It’s unfortunate when organizations get stuck in the past and only focus on lagging indicators. Lagging indicators are simply rates of injuries that have already happened. If we know how and why these incidents occurred, we can transfer this knowledge into our continual hazard analysis, improve our hazard controls, communicate them and begin to validate their use.

With this, we can work toward continually improving safe behaviors and conditions instead of arguing and pontificating over lagging indicators. 

I’ve seen many organizations stuck in the rut of trying to make lagging indicators look better by arguing about incident culpability or recordability, all the while without a safety management program to show due diligence in hazard control. I’ve seen organizations try to improve safety by only following up on specific incidents -- as if preventing repeats of those exact scenarios will allow for safe behaviors and conditions without ever identifying, assessing and control hazards. 

Safety cannot be reverse engineered. It has to be a proactive effort stemming from the organization’s leadership and integrated into the whole team’s processes and culture. Otherwise, trying to change a safety culture is just like trying to pass a test without studying; we have to put in the hard work up front to make positive results. It can’t be done after the fact. 

No safety management = No validity or reliability 

Many organizations track lagging indicators in safety to supposedly determine progress. They set targets for their recordable rates, DART rates or other indicators and then report them on a recurring basis, often using spreadsheets and colorful boxes to illustrate ‘good’ and ‘bad’ rates

However, many organizations will not, even while tracking lagging indicators, have a definite safety management process. Ultimately, without a complete package - hazard analysis, hazard controls, a communication program, leading indicators to validate hazard control use and target unsafe behaviors and conditions, lagging indicators to track progress after validating hazard control use and investigations to follow up on incidents and ensure preventative and corrective measures – trying to affect lagging indicators is like trying to pass a test without ever studying. 

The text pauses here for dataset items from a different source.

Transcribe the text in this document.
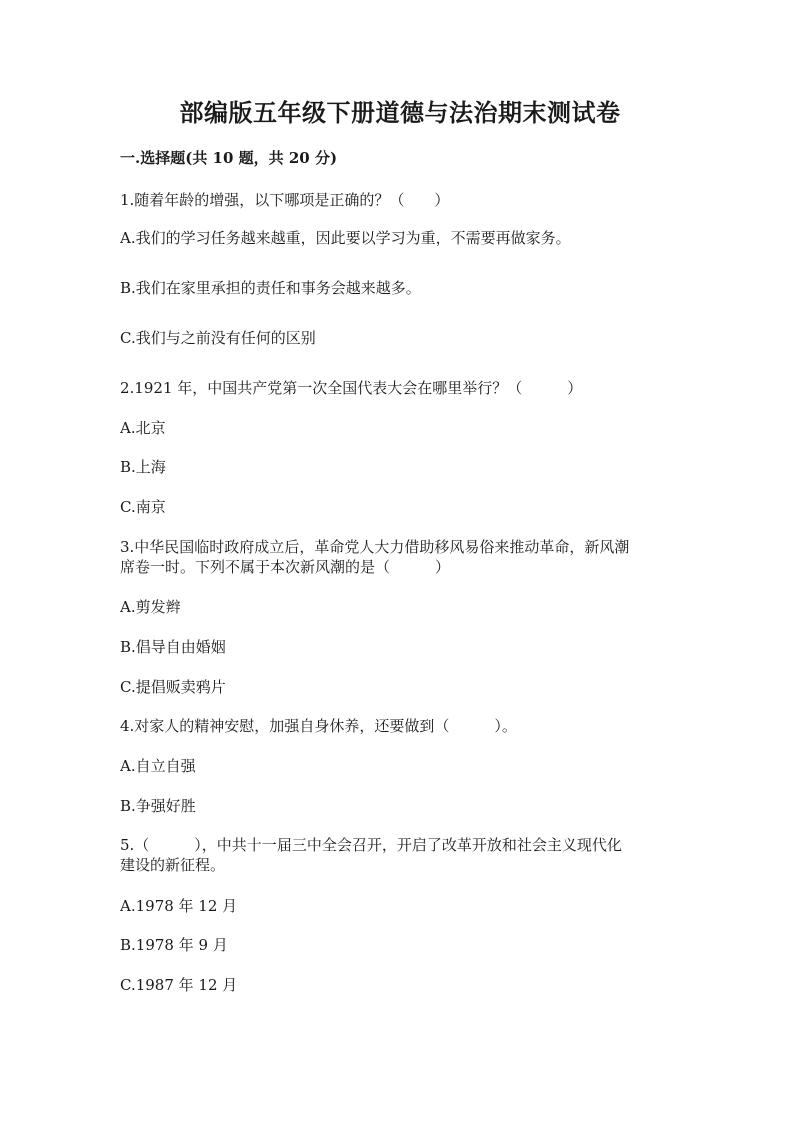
部编版五年级下册道德与法治期末测试卷

一.选择题(共 10 题，共 20 分)

1.随着年龄的增强，以下哪项是正确的？（　　）

A.我们的学习任务越来越重，因此要以学习为重，不需要再做家务。

B.我们在家里承担的责任和事务会越来越多。

C.我们与之前没有任何的区别

2.1921 年，中国共产党第一次全国代表大会在哪里举行？（　　　）

A.北京

B.上海

C.南京

3.中华民国临时政府成立后，革命党人大力借助移风易俗来推动革命，新风潮

席卷一时。下列不属于本次新风潮的是（　　　）

A.剪发辫

B.倡导自由婚姻

C.提倡贩卖鸦片

4.对家人的精神安慰，加强自身休养，还要做到（　　　）。

A.自立自强

B.争强好胜

5.（　　　），中共十一届三中全会召开，开启了改革开放和社会主义现代化

建设的新征程。

A.1978 年 12 月

B.1978 年 9 月

C.1987 年 12 月
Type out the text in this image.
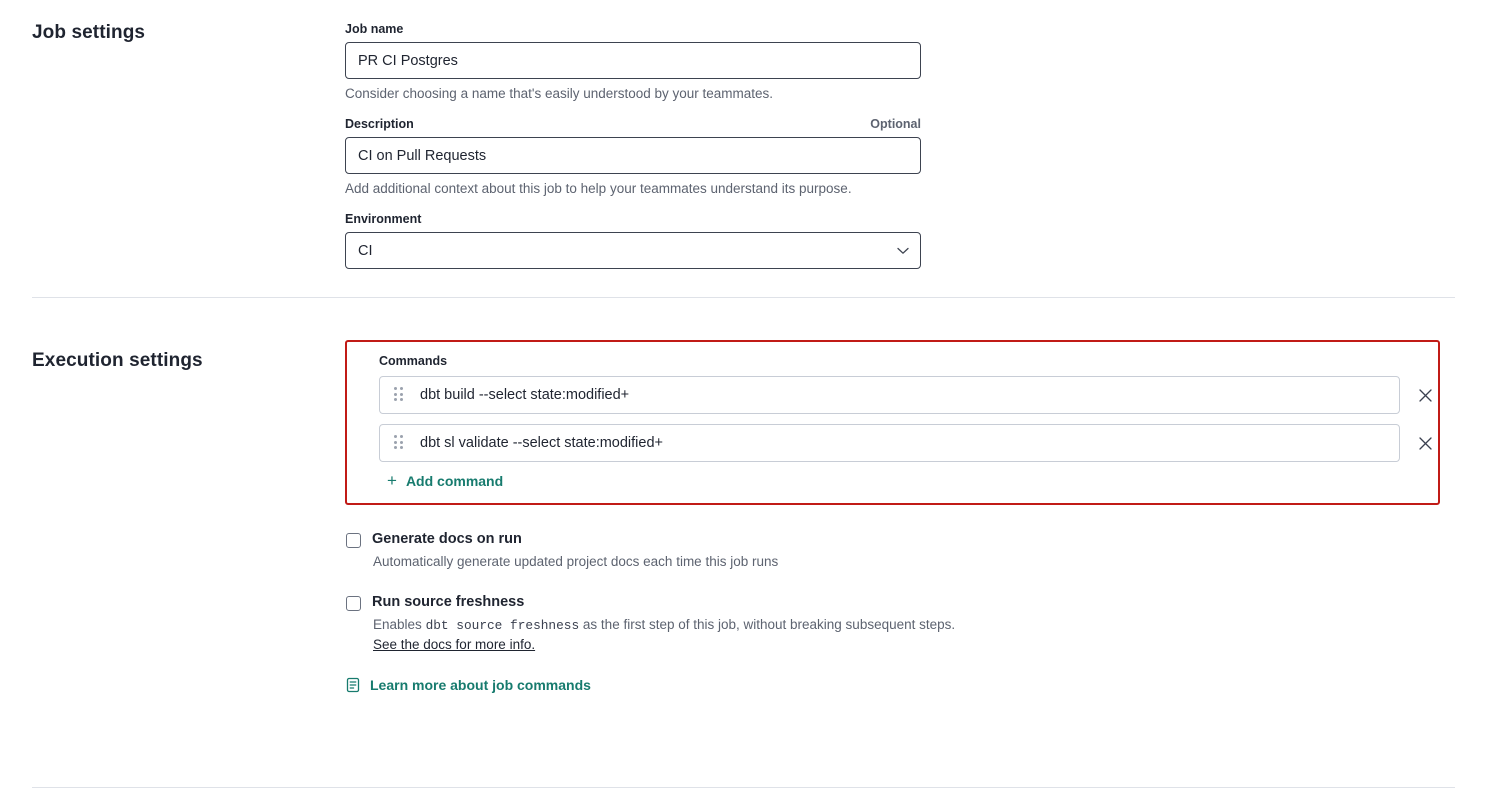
Job settings	Job name
PR CI Postgres
Consider choosing a name that's easily understood by your teammates.
Description	Optional
CI on Pull Requests
Add additional context about this job to help your teammates understand its purpose.
Environment
CI
Execution settings	Commands
dbt build --select state:modified+
dbt sl validate --select state:modified+
+ Add command
Generate docs on run
Automatically generate updated project docs each time this job runs
Run source freshness
Enables dbt source freshness as the first step of this job, without breaking subsequent steps. See the docs for more info.
Learn more about job commands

I’ve seen many organizations pontificate and argue about why their incident rates are what they are -- but without even having analyzed hazards or implemented hazard controls. I’ve seen organizations argue about why employees were injured but without having ever trained those employees on hazard control use. I’ve seen some organizations argue about why employees were working unsafely without ever having implemented a hazard control for the process that injured the employees. 

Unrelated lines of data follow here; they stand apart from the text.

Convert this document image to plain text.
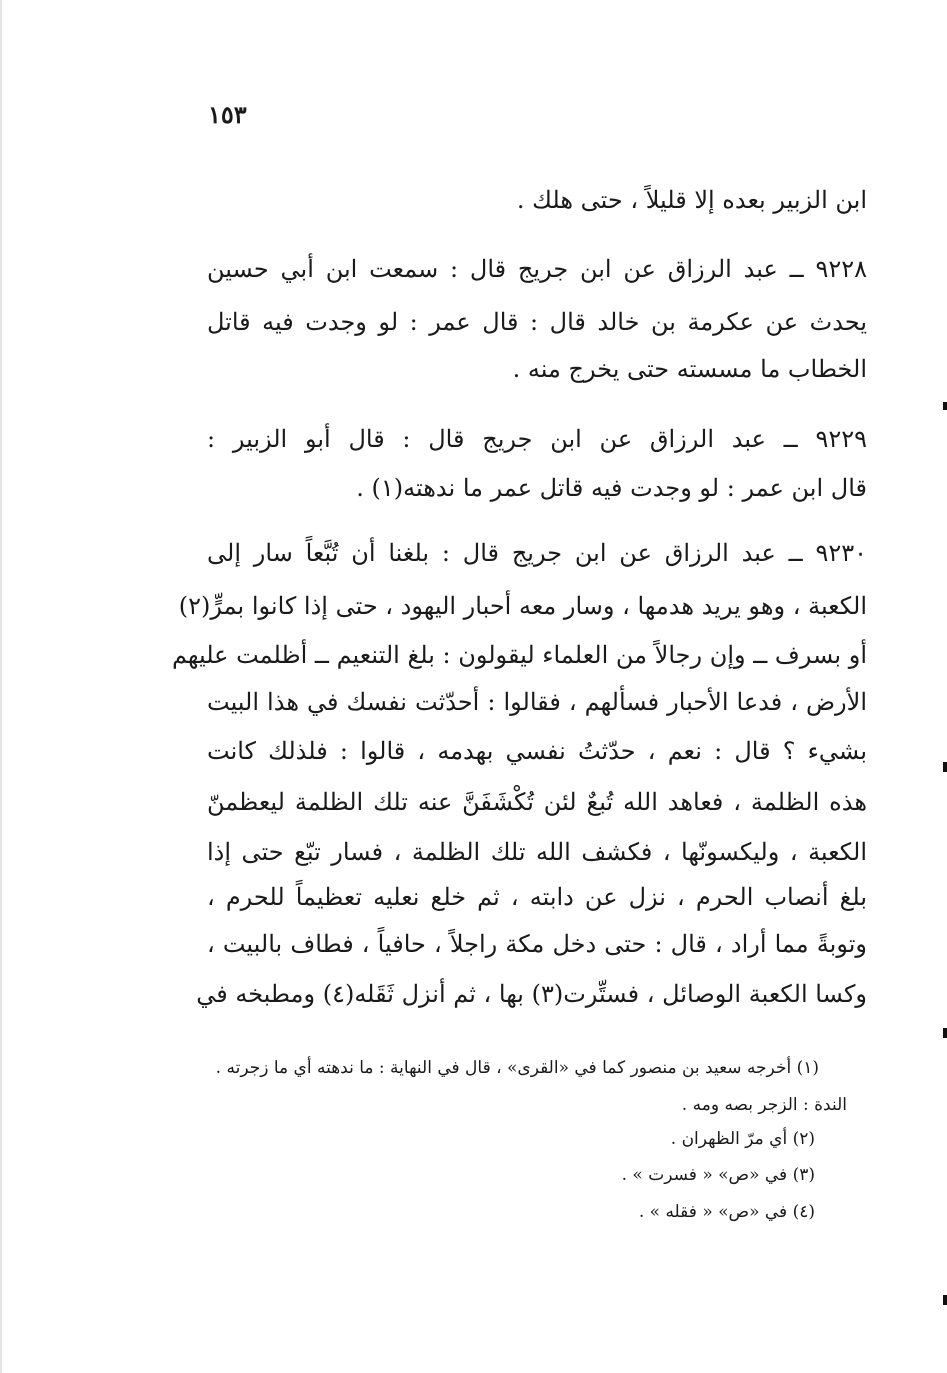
١٥٣
ابن الزبير بعده إلا قليلاً ، حتى هلك .
٩٢٢٨ ــ عبد الرزاق عن ابن جريج قال : سمعت ابن أبي حسين
يحدث عن عكرمة بن خالد قال : قال عمر : لو وجدت فيه قاتل
الخطاب ما مسسته حتى يخرج منه .
٩٢٢٩ ــ عبد الرزاق عن ابن جريج قال : قال أبو الزبير :
قال ابن عمر : لو وجدت فيه قاتل عمر ما ندهته(١) .
٩٢٣٠ ــ عبد الرزاق عن ابن جريج قال : بلغنا أن تُبَّعاً سار إلى
الكعبة ، وهو يريد هدمها ، وسار معه أحبار اليهود ، حتى إذا كانوا بمرٍّ(٢)
أو بسرف ــ وإن رجالاً من العلماء ليقولون : بلغ التنعيم ــ أظلمت عليهم
الأرض ، فدعا الأحبار فسألهم ، فقالوا : أحدّثت نفسك في هذا البيت
بشيء ؟ قال : نعم ، حدّثتُ نفسي بهدمه ، قالوا : فلذلك كانت
هذه الظلمة ، فعاهد الله تُبعٌ لئن تُكْشَفَنَّ عنه تلك الظلمة ليعظمنّ
الكعبة ، وليكسونّها ، فكشف الله تلك الظلمة ، فسار تبّع حتى إذا
بلغ أنصاب الحرم ، نزل عن دابته ، ثم خلع نعليه تعظيماً للحرم ،
وتوبةً مما أراد ، قال : حتى دخل مكة راجلاً ، حافياً ، فطاف بالبيت ،
وكسا الكعبة الوصائل ، فستِّرت(٣) بها ، ثم أنزل ثَقَله(٤) ومطبخه في
(١) أخرجه سعيد بن منصور كما في «القرى» ، قال في النهاية : ما ندهته أي ما زجرته .
الندة : الزجر بصه ومه .
(٢) أي مرّ الظهران .
(٣) في «ص» « فسرت » .
(٤) في «ص» « فقله » .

Ultimately, without a safety management program, even talking about lagging indicators is a moot point. Like trying to pass a test without making an effort in class or studying, trying to affect incident rates without a safety management program is a lost cause. Plus, should a question of the organization’s diligence come up (as in a deposition or otherwise uncomfortable situation), it’s almost impossible to defend a bad lagging indicator without a safety management program to show an effort. Again, safety cannot be reverse engineered. 

Investigations are only a part of the program

I’ve had some organizations with heightened incident rates ask me for recommendations on how to improve their safety culture. After conferring with them on the need for a hazard analysis, hazard controls, an information program, leading indicators, lagging indicators and investigations, several of these organizations have attempted to forego a full-circle program and simply investigate the most recent incidents that occurred within their organization. 

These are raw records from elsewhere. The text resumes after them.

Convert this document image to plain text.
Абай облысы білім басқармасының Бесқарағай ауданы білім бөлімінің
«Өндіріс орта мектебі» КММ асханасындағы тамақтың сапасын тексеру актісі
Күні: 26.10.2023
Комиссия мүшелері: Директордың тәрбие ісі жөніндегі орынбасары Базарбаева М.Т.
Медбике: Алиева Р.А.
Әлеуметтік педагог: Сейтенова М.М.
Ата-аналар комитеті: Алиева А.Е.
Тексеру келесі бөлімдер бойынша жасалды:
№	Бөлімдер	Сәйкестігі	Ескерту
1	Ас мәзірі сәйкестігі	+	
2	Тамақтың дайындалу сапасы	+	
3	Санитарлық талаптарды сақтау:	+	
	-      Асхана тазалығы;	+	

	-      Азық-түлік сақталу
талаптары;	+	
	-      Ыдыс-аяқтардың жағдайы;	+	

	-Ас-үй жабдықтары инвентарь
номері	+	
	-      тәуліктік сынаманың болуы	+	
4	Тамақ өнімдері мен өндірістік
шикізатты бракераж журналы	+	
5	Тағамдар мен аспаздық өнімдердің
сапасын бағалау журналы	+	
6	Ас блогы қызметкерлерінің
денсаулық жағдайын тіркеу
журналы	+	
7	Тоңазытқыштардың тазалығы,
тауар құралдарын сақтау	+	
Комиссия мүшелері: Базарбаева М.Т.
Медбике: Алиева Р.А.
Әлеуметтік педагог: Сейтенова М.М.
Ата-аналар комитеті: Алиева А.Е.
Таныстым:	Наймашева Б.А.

In short, instead of trying to truly understand safety by thoroughly identifying, assessing and controlling the hazards in their processes, these organizations were attempting to only identify and correct single unsafe conditions or behaviors – after the incident had occurred. 

For example, if an employee was injured by not using a hazard control, their intended course of action was to call that employee into a meeting and write up a performance improvement plan. While this is a valid course of action as part of a safety management plan (when applicable), my recommendation to them was to determine what the employee was doing, what hazard control was needed, how to communicate that hazard control expectation to the team and how to validate that all employees are using that hazard control. This, in turn, would allow for safe behaviors and conditions across the whole team instead of simply calling out one employee and hoping that one employee wouldn’t repeat the behavior that he or she was injured while doing, all the while the other employees are still possibly working unsafely. 

This is exactly like trying to pass an exam on the second try while only studying the missed questions. This doesn’t provide an understanding of the whole situation; it only allows for a few specific examples. Plus, there’s a significant, if not absolute chance that the next incident will be totally different than the last. By only investigating specific incidents, in a best-case scenario, this prevents a few specific incidents from being repeated. It does not, however, create continual improvement in hazard identification, assessment and control. One more time: safety cannot be reverse engineered.